Roasted Garlic and Comté Bread
I’ve found that one of Comté’s true romances is roasted garlic. Mashed together and bound with a stick of soft butter and flecked with some chopped thyme you create a compound butter that’s heavenly when packed into a loaf of bread and baked. It’s a modern take on garlic-Parmesan bread from Vanilla Garlic that tastes of antiquity and adventures abroad.
Ingredients
- 2 heads of garlic
- Olive oil
- 1 loaf of quality rustic-style bread
- 1 tablespoon fresh thyme minced
- 1 stick 8 tablespoons unsalted butter, room temperature
- 1 pinch kosher salt
- 3 ounces Comté shredded
Instructions
- Heat oven to 400°F. Cut the tops of the heads of garlic, just enough to expose the cloves. Rub the garlic with olive oil and place in the slots of a muffin tin and cover with foil. Roast for about 35 minutes or until the cloves are soft and squishy. Allow the garlic to cool completely before squeezing the cloves out into a bowl.

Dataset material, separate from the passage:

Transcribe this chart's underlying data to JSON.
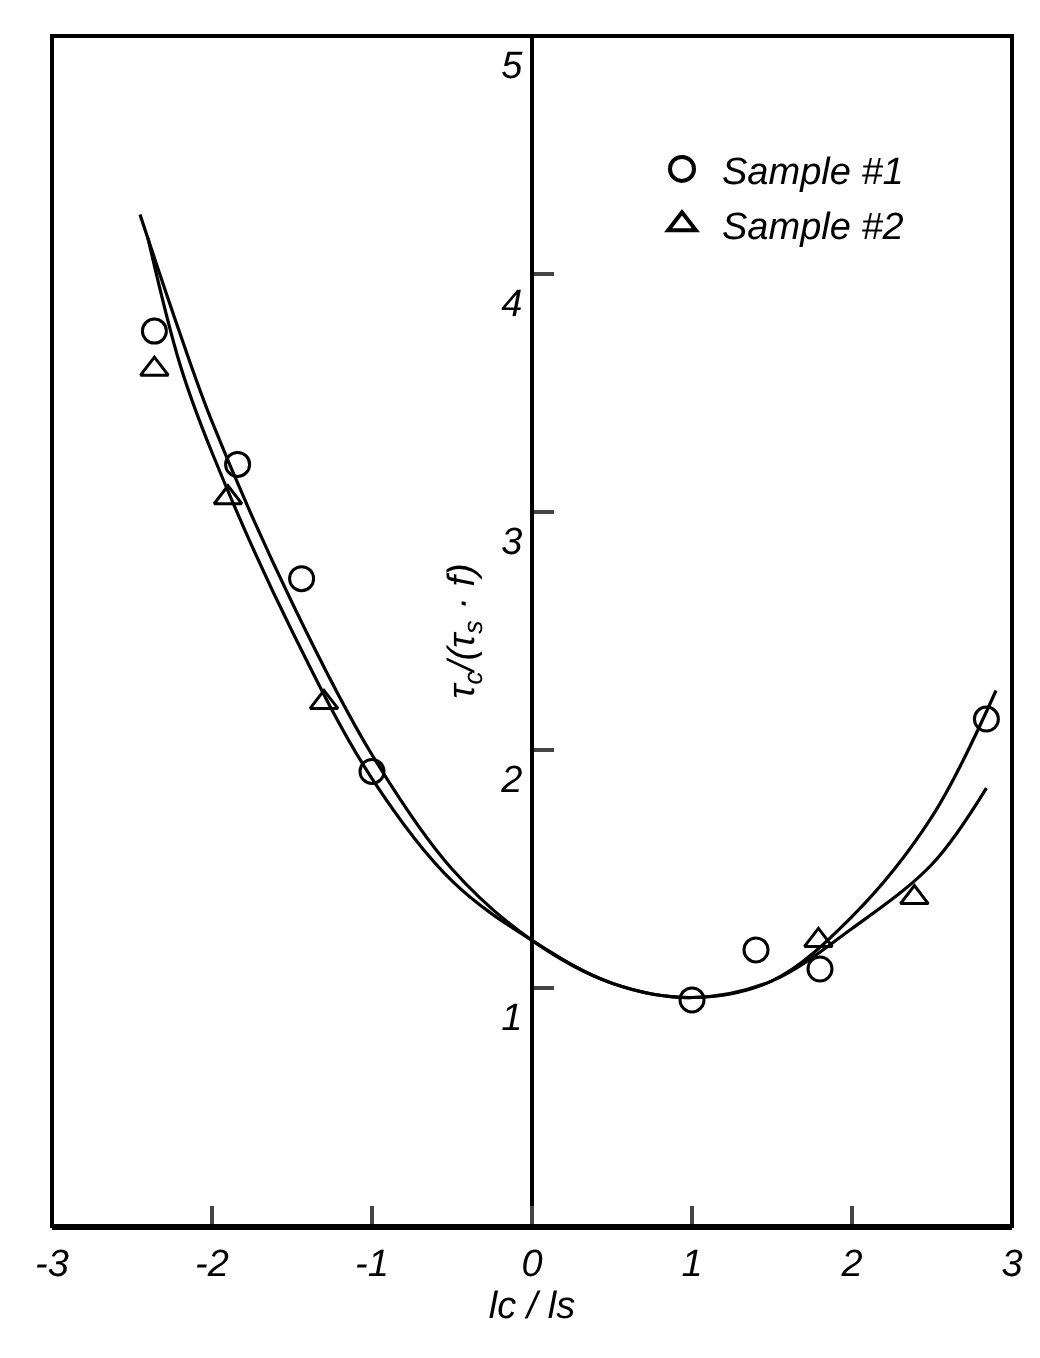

- Slice long groves into the bread, but don't cut all the way through. You want deep crevices for the butter mixture.
- Mix roasted garlic together with the butter, Comté, salt, and thyme with a wooden spoon. Cram the butter into the crevices of the bread.
- Wrap the loaf up in foil and bake for 20 minutes. Then unwrap it a bit to expose the top and bake for 5 more minutes so it can get all crusty with cheese and butter. Allow the bread to cool for a minute or two because the cheese is molten hot. Then go at it like a beast.